Mules football coaches address rash of penalties with player accountability
If there was a penalty flag thrown after the whistle Friday night, you can be sure the Poplar Bluff sideline made a collective groan.
Just like seeing a flag near the line of scrimmage and knowing that there will be a holding penalty called, or that a pre-snap whistle will mean a 5-yard penalty on the offense, a penalty flag flying at the end of a play is usually a bad sign. It’s likely going to mean 15 yards for one team because of a personal foul or unsportsmenlike conduct.
When those penalties are against the Mules, the players know it will mean more than yardage lost during the game.
“We got to clean that up,” Poplar Bluff coach David Sievers said this week. “We’ve instituted some new team rules concerning the unsportsmenlike.
“It’s just a matter of getting the kids to play a little more controlled and keeping their game under control.”
Penalties have been a concern after the Mules were flagged six times for personal fouls or unsportsmenlike conduct at Farmington last week.
Through six weeks, the Mules already have more penalty yards than all of last season (443-439).
Of the total penalty yards prior to Friday night at Cape Central, 42% have come from personal foul or unsportsmenlike penalties. Through the first four games, the Mules picked up nine personal-foul calls while the only one called at Battle was offsetting. (In Friday's game at Central, the Mules were flagged once for an unsportsmanlike penalty.)
“It’s something we’ve got to do a better job of and we got to hold the kids more accountable for their actions and that ultimately falls on me,” Sievers said.

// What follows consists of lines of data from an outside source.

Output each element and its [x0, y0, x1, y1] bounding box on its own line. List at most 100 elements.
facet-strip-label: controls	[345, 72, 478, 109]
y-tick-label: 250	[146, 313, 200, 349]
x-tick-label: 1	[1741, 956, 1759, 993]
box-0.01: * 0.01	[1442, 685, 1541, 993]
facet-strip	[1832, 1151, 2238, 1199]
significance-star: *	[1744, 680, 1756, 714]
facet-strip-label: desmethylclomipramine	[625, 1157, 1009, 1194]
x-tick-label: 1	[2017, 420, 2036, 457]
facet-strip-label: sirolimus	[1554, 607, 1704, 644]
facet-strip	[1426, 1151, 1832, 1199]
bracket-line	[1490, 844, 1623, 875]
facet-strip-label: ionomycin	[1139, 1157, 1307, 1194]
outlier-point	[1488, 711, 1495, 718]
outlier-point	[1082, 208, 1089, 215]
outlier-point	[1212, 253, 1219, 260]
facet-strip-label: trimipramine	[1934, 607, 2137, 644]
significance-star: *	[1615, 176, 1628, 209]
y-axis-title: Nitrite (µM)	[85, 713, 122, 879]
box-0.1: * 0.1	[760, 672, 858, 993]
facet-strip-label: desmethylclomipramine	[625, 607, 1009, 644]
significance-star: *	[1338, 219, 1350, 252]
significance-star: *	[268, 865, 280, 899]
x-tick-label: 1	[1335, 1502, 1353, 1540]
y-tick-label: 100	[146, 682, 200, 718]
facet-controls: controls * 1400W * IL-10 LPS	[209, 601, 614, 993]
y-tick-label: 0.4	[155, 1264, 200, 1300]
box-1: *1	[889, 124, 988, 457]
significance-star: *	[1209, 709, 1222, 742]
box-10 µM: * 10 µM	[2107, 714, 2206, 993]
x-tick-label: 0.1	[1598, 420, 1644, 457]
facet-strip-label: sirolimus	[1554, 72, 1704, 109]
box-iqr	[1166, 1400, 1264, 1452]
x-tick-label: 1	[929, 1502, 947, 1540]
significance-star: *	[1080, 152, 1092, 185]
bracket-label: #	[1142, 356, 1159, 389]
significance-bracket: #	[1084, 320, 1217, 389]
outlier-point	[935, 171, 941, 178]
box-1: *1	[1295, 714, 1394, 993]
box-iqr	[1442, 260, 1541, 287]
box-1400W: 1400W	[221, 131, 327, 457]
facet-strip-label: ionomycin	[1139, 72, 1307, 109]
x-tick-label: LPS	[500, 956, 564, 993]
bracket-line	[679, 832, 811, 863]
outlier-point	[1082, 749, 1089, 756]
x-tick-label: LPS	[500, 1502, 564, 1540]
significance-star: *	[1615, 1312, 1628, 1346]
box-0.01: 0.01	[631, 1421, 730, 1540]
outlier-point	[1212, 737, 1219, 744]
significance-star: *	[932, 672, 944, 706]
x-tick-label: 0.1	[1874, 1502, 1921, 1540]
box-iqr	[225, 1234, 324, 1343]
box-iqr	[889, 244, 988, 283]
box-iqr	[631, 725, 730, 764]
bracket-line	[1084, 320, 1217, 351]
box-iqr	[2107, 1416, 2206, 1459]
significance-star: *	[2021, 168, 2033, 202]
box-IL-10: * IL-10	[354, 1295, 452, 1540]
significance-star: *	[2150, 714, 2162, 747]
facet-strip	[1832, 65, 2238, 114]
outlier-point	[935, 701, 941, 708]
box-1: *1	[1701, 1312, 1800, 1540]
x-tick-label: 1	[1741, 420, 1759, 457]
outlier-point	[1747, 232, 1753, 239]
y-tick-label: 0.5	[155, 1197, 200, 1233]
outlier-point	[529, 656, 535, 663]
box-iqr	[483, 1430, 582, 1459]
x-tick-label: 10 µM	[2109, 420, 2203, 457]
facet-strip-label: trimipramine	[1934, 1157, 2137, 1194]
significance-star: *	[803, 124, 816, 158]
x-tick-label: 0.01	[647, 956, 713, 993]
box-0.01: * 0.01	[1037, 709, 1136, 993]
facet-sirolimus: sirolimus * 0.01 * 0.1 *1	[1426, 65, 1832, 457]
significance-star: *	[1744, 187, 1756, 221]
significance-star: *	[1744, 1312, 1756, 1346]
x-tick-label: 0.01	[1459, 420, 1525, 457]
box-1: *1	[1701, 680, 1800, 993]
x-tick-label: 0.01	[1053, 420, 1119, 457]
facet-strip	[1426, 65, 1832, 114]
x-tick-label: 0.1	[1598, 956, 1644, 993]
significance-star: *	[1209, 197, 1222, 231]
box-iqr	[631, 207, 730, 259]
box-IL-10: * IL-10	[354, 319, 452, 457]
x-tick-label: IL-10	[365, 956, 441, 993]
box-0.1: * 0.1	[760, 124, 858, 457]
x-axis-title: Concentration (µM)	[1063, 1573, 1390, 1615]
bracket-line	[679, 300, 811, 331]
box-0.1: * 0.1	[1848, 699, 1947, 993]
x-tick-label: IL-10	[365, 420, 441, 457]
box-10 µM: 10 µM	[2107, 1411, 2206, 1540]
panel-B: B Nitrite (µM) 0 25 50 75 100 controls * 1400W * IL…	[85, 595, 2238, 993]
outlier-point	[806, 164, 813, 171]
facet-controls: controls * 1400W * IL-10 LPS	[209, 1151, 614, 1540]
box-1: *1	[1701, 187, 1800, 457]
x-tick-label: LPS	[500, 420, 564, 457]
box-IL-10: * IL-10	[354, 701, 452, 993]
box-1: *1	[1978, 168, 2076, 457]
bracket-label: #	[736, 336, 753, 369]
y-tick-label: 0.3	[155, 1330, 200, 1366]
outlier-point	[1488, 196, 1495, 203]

During practice Monday, the team ran 100-yard sprints for each personal-foul penalty and the team will do that going forward, Sievers said.
Players will also be on the sideline after picking up those penalties with the length determined by the severity of the call. Coaches will use the sideline video equipment to determine that and make sure the correct player is removed, Sievers said.
“If we figure out it was legitimate on their part then they’ll sit for awhile,” Sievers said. “If it was one of those, it’s kind of questionable then we’re not going to throw a blanket (punishment) over the entire thing.”
There’s a fine line between playing hard to the whistle and picking up a penalty. The action of one player can affect the entire team just as the team will be judged, fairly or not, by those actions.
Officials will pull out their flag whenever they see those actions. Football on Friday night has a different set of rules than the kind played on Saturday or Sunday. There’s also a different end goal on Friday night, and it’s not about championships or highlight reels.
The very first point of emphasis for football rules that the National Federation of High Schools put out this summer was sportsmanship. The other two were intentional grounding and line of scrimmage formation.
“Good sportsmanship does not occur on its own,” the NFHS statement said. “Only with specific planning and coordination by all constituents is good sportsmanship achievable.
“Good sportsmanship is about respect. Good sports win with humility, lose with grace and do both with dignity.”